In effect, you start trading off more cores for slower clocks, and you don’t get very far. This is why we always make bang for the buck comparisons on base clocks and only on base clocks.
Right now, says Wittich, Ampere Computing is working to get dozens of machines with the Quicksilver Altra processors in them to cloud and hyperscale customers so they can run their own benchmarks on them as well as doing a full suite of tests that pit the Altras against Xeon SPs and Epycs. Each machine will have its benefits, and Wittich knows that and also knows that Ampere Computing cannot run the table against these X86 alternatives on every test.
The other thing that Ampere Computing is revealing this week aside from the 128 cores on the Mystique chip is the SKU stack for the Quicksilver Altras.
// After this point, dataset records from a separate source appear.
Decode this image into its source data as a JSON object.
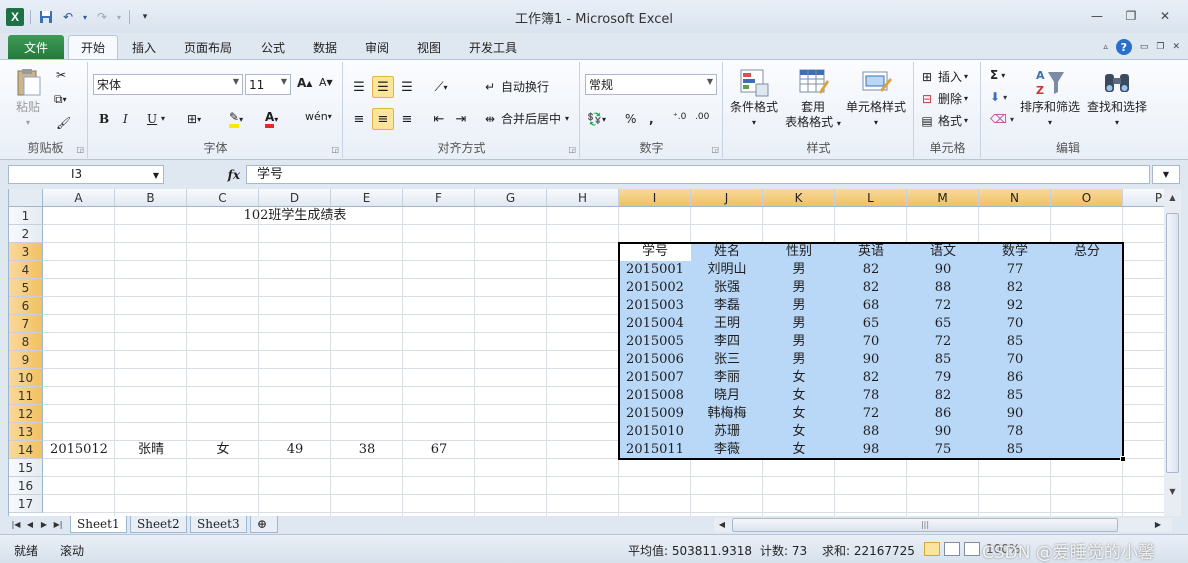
{
  "window": {
    "title": "工作簿1  -  Microsoft Excel",
    "logo": "X",
    "qat": [
      "save-icon",
      "undo-icon",
      "redo-icon",
      "customize-icon"
    ]
  },
  "tabs": {
    "file": "文件",
    "items": [
      "开始",
      "插入",
      "页面布局",
      "公式",
      "数据",
      "审阅",
      "视图",
      "开发工具"
    ]
  },
  "ribbon": {
    "clipboard": {
      "label": "剪贴板",
      "paste": "粘贴"
    },
    "font": {
      "label": "字体",
      "name": "宋体",
      "size": "11",
      "bold": "B",
      "italic": "I",
      "underline": "U"
    },
    "alignment": {
      "label": "对齐方式",
      "wrap": "自动换行",
      "merge": "合并后居中"
    },
    "number": {
      "label": "数字",
      "format": "常规",
      "percent": "%",
      "comma": ","
    },
    "styles": {
      "label": "样式",
      "conditional": "条件格式",
      "table_line1": "套用",
      "table_line2": "表格格式",
      "cell_styles": "单元格样式"
    },
    "cells": {
      "label": "单元格",
      "insert": "插入",
      "delete": "删除",
      "format": "格式"
    },
    "editing": {
      "label": "编辑",
      "sum": "Σ",
      "sort": "排序和筛选",
      "find": "查找和选择"
    }
  },
  "formula_bar": {
    "name_box": "I3",
    "fx": "fx",
    "content": "学号"
  },
  "grid": {
    "columns": [
      "A",
      "B",
      "C",
      "D",
      "E",
      "F",
      "G",
      "H",
      "I",
      "J",
      "K",
      "L",
      "M",
      "N",
      "O",
      "P"
    ],
    "rows": [
      "1",
      "2",
      "3",
      "4",
      "5",
      "6",
      "7",
      "8",
      "9",
      "10",
      "11",
      "12",
      "13",
      "14",
      "15",
      "16",
      "17"
    ],
    "selected_columns": [
      "I",
      "J",
      "K",
      "L",
      "M",
      "N",
      "O"
    ],
    "selected_rows": [
      "3",
      "4",
      "5",
      "6",
      "7",
      "8",
      "9",
      "10",
      "11",
      "12",
      "13",
      "14"
    ],
    "title_cell": {
      "ref": "C1",
      "value": "102班学生成绩表"
    },
    "row14": [
      "2015012",
      "张晴",
      "女",
      "49",
      "38",
      "67"
    ],
    "table": {
      "headers": [
        "学号",
        "姓名",
        "性别",
        "英语",
        "语文",
        "数学",
        "总分"
      ],
      "rows": [
        [
          "2015001",
          "刘明山",
          "男",
          "82",
          "90",
          "77",
          ""
        ],
        [
          "2015002",
          "张强",
          "男",
          "82",
          "88",
          "82",
          ""
        ],
        [
          "2015003",
          "李磊",
          "男",
          "68",
          "72",
          "92",
          ""
        ],
        [
          "2015004",
          "王明",
          "男",
          "65",
          "65",
          "70",
          ""
        ],
        [
          "2015005",
          "李四",
          "男",
          "70",
          "72",
          "85",
          ""
        ],
        [
          "2015006",
          "张三",
          "男",
          "90",
          "85",
          "70",
          ""
        ],
        [
          "2015007",
          "李丽",
          "女",
          "82",
          "79",
          "86",
          ""
        ],
        [
          "2015008",
          "晓月",
          "女",
          "78",
          "82",
          "85",
          ""
        ],
        [
          "2015009",
          "韩梅梅",
          "女",
          "72",
          "86",
          "90",
          ""
        ],
        [
          "2015010",
          "苏珊",
          "女",
          "88",
          "90",
          "78",
          ""
        ],
        [
          "2015011",
          "李薇",
          "女",
          "98",
          "75",
          "85",
          ""
        ]
      ]
    }
  },
  "sheets": [
    "Sheet1",
    "Sheet2",
    "Sheet3"
  ],
  "active_sheet": "Sheet1",
  "status": {
    "ready": "就绪",
    "scroll": "滚动",
    "average": "平均值: 503811.9318",
    "count": "计数: 73",
    "sum": "求和: 22167725",
    "zoom": "100%",
    "watermark": "CSDN @爱睡觉的小馨"
  },
  "colors": {
    "accent": "#1e7145",
    "selection": "#b9d7f7",
    "header_selected": "#f1c15f"
  }
}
Here it is, without further ado:
It is beginning to look like 250 watts is the new ceiling for servers. Getting down to 45 watts with the lowest-bin part will mean having some of the features turned off in the BIOS, but the chip will be user adjustable rather than hard coded so those components (probably memory and I/O, but Wittich is not saying) can be reactivated when and if necessary. There is no word on pricing yet, but presumably there will be a premium for the compute capacity at the high end and a relative price break for the low-end of the SKU stack, relative to the middle of the pack and as is commonly done with server processors. Pricing for the Quicksilver Altras is available for OEMs and ODMs now, but will not be publicly available until the benchmark test suite is fully fleshed out in late August or early September. Then Ampere Computing will go public with its pricing and the fun comparisons can begin.
In the meantime, the Packet division of Equinix as well as Cloudflare are firing up Altra machines on their respective clouds for tire kickers to, well, kick. Oracle and Microsoft have said they will be adopting the chips as well, but it is not clear in what capacity. The Phoenics Electronics division of master reseller Avnet has signed up to distribute Altra processors, as has Genymobile, which runs a cloud for creating and testing Android phone applications on Arm servers. French cloud provider Scaleway is starting deployments, and Nvidia’s CUDA-X GPU offload libraries and development environment run with the Altra chips, too. Obviously, all of these machines run Linux, but we are pretty sure Microsoft can do a port of Windows Server for them – if it hasn’t done so already.